If the collision detection amount in the determination (S150) is greater than or equal to the second collision threshold and less than the third collision threshold, the microcomputer 50 determines that it is a medium-speed collision and outputs a signal for driving the main inflator 80. The main inflator 80 is turned on by the output from the microcomputer 50 (S160). While the main inflator 80 is ON, a large amount of gas is instantaneously generated by an internal gas generating agent. Gas generated by the gas generating agent inflates the airbag 40 (S140).

However, if the collision detection amount in the determination (S150) is not a value between the second collision threshold and the third collision threshold, the microcomputer 50 determines that it is a high speed collision. If it is determined that the high-speed collision, the microcomputer 50 outputs and drives a signal for driving the gas chamber valve 60 and the main inflator 80 (S151). Accordingly, the gas chamber valve 60 is turned ON by the output from the microcomputer 50. As the gas chamber valve 60 is turned on, the gas contained in the gas chamber 70 of the steering wheel 90 enters the airbag 40. At the same time, as the main inflator 80 is turned on, a large amount of gas is instantaneously generated by the internal gas generating agent, and the generated gas enters the airbag 40. Thus, the airbag 40 is inflated by the gas generated in the gas chamber 70 of the steering wheel 90 and the gas generated in the main inflator 80 (S140).

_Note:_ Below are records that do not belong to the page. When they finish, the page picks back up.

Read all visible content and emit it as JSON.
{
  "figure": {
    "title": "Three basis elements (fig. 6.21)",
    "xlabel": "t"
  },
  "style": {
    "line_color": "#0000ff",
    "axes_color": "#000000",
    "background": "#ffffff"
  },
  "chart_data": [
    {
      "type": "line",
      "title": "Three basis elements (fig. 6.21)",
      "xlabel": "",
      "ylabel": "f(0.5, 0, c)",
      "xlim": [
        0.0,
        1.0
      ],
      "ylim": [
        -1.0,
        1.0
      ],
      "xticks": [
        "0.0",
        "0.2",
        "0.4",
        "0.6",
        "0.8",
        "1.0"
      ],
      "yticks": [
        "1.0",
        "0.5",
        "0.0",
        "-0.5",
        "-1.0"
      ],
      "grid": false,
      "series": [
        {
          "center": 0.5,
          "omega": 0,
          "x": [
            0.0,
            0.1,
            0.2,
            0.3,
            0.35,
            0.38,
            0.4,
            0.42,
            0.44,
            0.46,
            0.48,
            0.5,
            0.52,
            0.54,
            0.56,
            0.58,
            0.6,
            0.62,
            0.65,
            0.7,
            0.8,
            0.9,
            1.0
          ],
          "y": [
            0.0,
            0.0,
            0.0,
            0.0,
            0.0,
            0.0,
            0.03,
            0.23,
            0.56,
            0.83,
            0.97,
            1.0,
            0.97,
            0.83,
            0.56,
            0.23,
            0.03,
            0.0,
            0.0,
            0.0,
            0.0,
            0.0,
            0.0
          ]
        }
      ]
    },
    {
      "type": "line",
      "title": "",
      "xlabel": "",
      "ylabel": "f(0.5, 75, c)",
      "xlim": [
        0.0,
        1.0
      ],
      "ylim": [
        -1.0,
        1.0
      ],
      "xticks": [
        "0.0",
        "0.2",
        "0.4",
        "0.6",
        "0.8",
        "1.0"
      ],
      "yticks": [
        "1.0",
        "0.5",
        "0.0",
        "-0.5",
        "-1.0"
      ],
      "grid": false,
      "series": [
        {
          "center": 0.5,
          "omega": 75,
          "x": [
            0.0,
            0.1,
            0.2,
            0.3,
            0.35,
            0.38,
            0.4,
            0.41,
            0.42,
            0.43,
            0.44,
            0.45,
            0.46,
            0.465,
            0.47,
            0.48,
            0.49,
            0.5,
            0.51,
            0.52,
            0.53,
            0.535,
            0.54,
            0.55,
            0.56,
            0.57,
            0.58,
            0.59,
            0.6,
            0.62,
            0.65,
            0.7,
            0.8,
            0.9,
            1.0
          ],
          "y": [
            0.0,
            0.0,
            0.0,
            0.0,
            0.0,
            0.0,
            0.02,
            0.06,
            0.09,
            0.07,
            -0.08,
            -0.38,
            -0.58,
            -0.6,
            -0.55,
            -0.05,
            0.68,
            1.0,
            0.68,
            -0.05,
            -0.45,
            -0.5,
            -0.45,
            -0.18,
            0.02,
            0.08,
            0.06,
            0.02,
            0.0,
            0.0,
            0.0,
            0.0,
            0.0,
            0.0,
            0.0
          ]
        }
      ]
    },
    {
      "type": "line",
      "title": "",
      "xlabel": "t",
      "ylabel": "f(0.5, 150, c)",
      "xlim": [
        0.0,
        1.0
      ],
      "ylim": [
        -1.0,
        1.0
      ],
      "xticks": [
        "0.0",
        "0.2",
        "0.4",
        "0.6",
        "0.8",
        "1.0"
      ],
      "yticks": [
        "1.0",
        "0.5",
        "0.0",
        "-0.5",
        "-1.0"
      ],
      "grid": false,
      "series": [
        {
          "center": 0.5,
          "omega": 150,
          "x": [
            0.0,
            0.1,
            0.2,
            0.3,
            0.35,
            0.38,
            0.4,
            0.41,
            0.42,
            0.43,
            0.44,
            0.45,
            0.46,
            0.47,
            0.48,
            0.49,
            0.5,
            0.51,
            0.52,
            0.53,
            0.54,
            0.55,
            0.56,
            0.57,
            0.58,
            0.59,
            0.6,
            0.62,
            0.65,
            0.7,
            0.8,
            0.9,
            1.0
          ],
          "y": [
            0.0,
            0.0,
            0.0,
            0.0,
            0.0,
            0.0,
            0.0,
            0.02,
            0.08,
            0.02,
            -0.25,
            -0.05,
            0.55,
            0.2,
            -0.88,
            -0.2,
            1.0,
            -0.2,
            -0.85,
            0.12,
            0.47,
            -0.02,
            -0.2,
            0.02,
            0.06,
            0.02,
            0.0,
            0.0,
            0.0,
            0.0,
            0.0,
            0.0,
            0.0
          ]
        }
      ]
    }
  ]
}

As described in detail above, when the gas storage tank of the hybrid inflator used for the airbag of the driver's seat is formed by the airbag according to the present invention, the rim of the steering wheel is formed of hollow hollow pipe to form a gas chamber therein. do. Thus, in combination with the explosive inflator, the hybrid inflator can be effectively formed, and active control according to the amount of collision of the vehicle when inflating the airbag is possible.

Claims (3)

Collision detection unit for detecting a collision of the vehicle, A steering wheel for adjusting a traveling direction of the vehicle, A gas chamber provided at the steering wheel to store gas; An inflator provided in the steering wheel, And a micom for controlling the gas chamber and the inflator to inflate the airbag according to the collision amount detected by the collision detection unit. The method of claim 1, The micom expands the airbag with the gas stored in the gas chamber when the collision amount detected by the collision detection unit is a value between a first threshold collision amount and a second threshold collision amount, and the second collision amount is preset. If the value is between the critical collision amount and the third critical collision amount, the inflator is driven to inflate the airbag, and if the collision amount is greater than the preset second critical collision amount, the gas stored in the gas chamber and the inflator are driven. Airbag to inflate the airbag. The method according to claim 1 or 2, The steering wheel is an airbag, characterized in that the interior of the hollow hollow hollow pipe and the gas chamber is stored in the gas chamber.